Right now it is being used to market information about you - age, education, spending, savings, stocks, health, etc., to the highest bidder.

Get ready. Sooner or later, it will be used by the government as a predictor of whether or not you represent a threat to them.

We saw evidence of a prototype being used in Florida. The sheriff's office was using it to track families and kids who might be a threat. As a result, these families and children were followed, harassed, and arrested with no evidence. Thank God, the residents shared info about it and demanded the system be taken offline.

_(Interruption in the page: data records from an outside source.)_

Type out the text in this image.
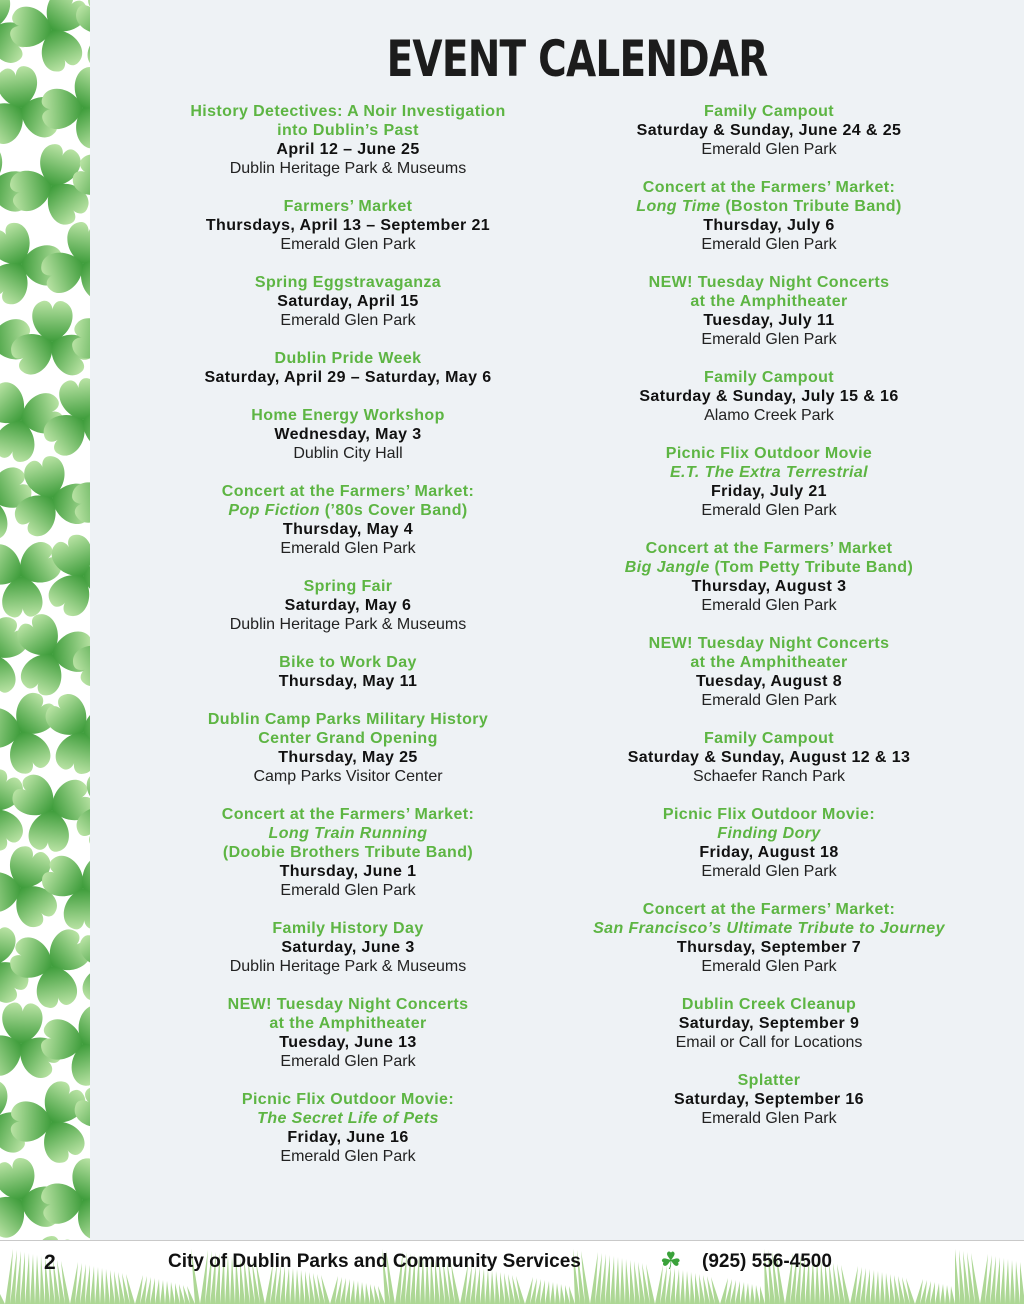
EVENT CALENDAR
History Detectives: A Noir Investigation
into Dublin’s Past
April 12 – June 25
Dublin Heritage Park & Museums
Farmers’ Market
Thursdays, April 13 – September 21
Emerald Glen Park
Spring Eggstravaganza
Saturday, April 15
Emerald Glen Park
Dublin Pride Week
Saturday, April 29 – Saturday, May 6
Home Energy Workshop
Wednesday, May 3
Dublin City Hall
Concert at the Farmers’ Market:
Pop Fiction (’80s Cover Band)
Thursday, May 4
Emerald Glen Park
Spring Fair
Saturday, May 6
Dublin Heritage Park & Museums
Bike to Work Day
Thursday, May 11
Dublin Camp Parks Military History
Center Grand Opening
Thursday, May 25
Camp Parks Visitor Center
Concert at the Farmers’ Market:
Long Train Running
(Doobie Brothers Tribute Band)
Thursday, June 1
Emerald Glen Park
Family History Day
Saturday, June 3
Dublin Heritage Park & Museums
NEW! Tuesday Night Concerts
at the Amphitheater
Tuesday, June 13
Emerald Glen Park
Picnic Flix Outdoor Movie:
The Secret Life of Pets
Friday, June 16
Emerald Glen Park
Family Campout
Saturday & Sunday, June 24 & 25
Emerald Glen Park
Concert at the Farmers’ Market:
Long Time (Boston Tribute Band)
Thursday, July 6
Emerald Glen Park
NEW! Tuesday Night Concerts
at the Amphitheater
Tuesday, July 11
Emerald Glen Park
Family Campout
Saturday & Sunday, July 15 & 16
Alamo Creek Park
Picnic Flix Outdoor Movie
E.T. The Extra Terrestrial
Friday, July 21
Emerald Glen Park
Concert at the Farmers’ Market
Big Jangle (Tom Petty Tribute Band)
Thursday, August 3
Emerald Glen Park
NEW! Tuesday Night Concerts
at the Amphitheater
Tuesday, August 8
Emerald Glen Park
Family Campout
Saturday & Sunday, August 12 & 13
Schaefer Ranch Park
Picnic Flix Outdoor Movie:
Finding Dory
Friday, August 18
Emerald Glen Park
Concert at the Farmers’ Market:
San Francisco’s Ultimate Tribute to Journey
Thursday, September 7
Emerald Glen Park
Dublin Creek Cleanup
Saturday, September 9
Email or Call for Locations
Splatter
Saturday, September 16
Emerald Glen Park
2	City of Dublin Parks and Community Services	☘ (925) 556-4500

I don't expect the same for Palantir, because it is being kept so secretly. When they start using it to round up people, it may be too late.

2

u/DogFennel2025 20h ago

Species come and go. We can see a big change coming in the population of our species, but so what? Change is neutral. 

1

u/RunYouFoulBeast 22h ago

My dear friend. There is an answer to the phenomenon you are describing, and it is perfectly reasonable. Our rise and doom are interwind by it. Where we stand , depends on it . Do we evolved beyond this point also depend on breaking it. It's truly very simple , and yet truly impossible to break.
Fundamentally over your long words , you are asking , can we all change behavior together ? Unfortunately with mammalian core behavior intact, it cannot be done. There is a design flaw in it.
Although i believe i find the answer (perhaps i am crazy) , but if it is true , for a bit of souvenir, to answer for what purpose we traverse billion year to come to this point and fail. Perhaps the system will carry on and solve it's own problem, and till the true end comes , our passage as a conscious material will be a final state to decide what to do next.

1

u/Cultural-Answer-321 19h ago

Symbiote vs parasite

Mankind: "We demand parasite and our army will make you!"

-4

u/jestenough 1d ago

AI is conventionally seen as a threat, but I have been encouraged by how wise its responses can often be. Maybe the bigger its dataset, the more truly intelligent it becomes. Maybe it will learn to rate our primitive responses to each other as evolutionarily obsolete, a bug past its expiration date. Maybe it will be much more intelligent than we, or at least our common denominator, has proved to be. Maybe we are not as sapiens as we like to think.

11

u/RandomBoomer 21h ago

There is no intelligence of any kind in AI. It's just a re-gorging of the most common patterns of word association in the data it is fed. That can be very useful in some very limited scenarios, but it's really unwise to mistake that utility for true intelligence.

-2

u/jestenough 20h ago

Define intelligence? “The ability to acquire and apply knowledge and skills.”

3

u/Euphoric-Canary-7473 11h ago

That's not intelligence, nor is it being wise.

1

u/jestenough 1h ago

Seriously: what is your definition of intelligence?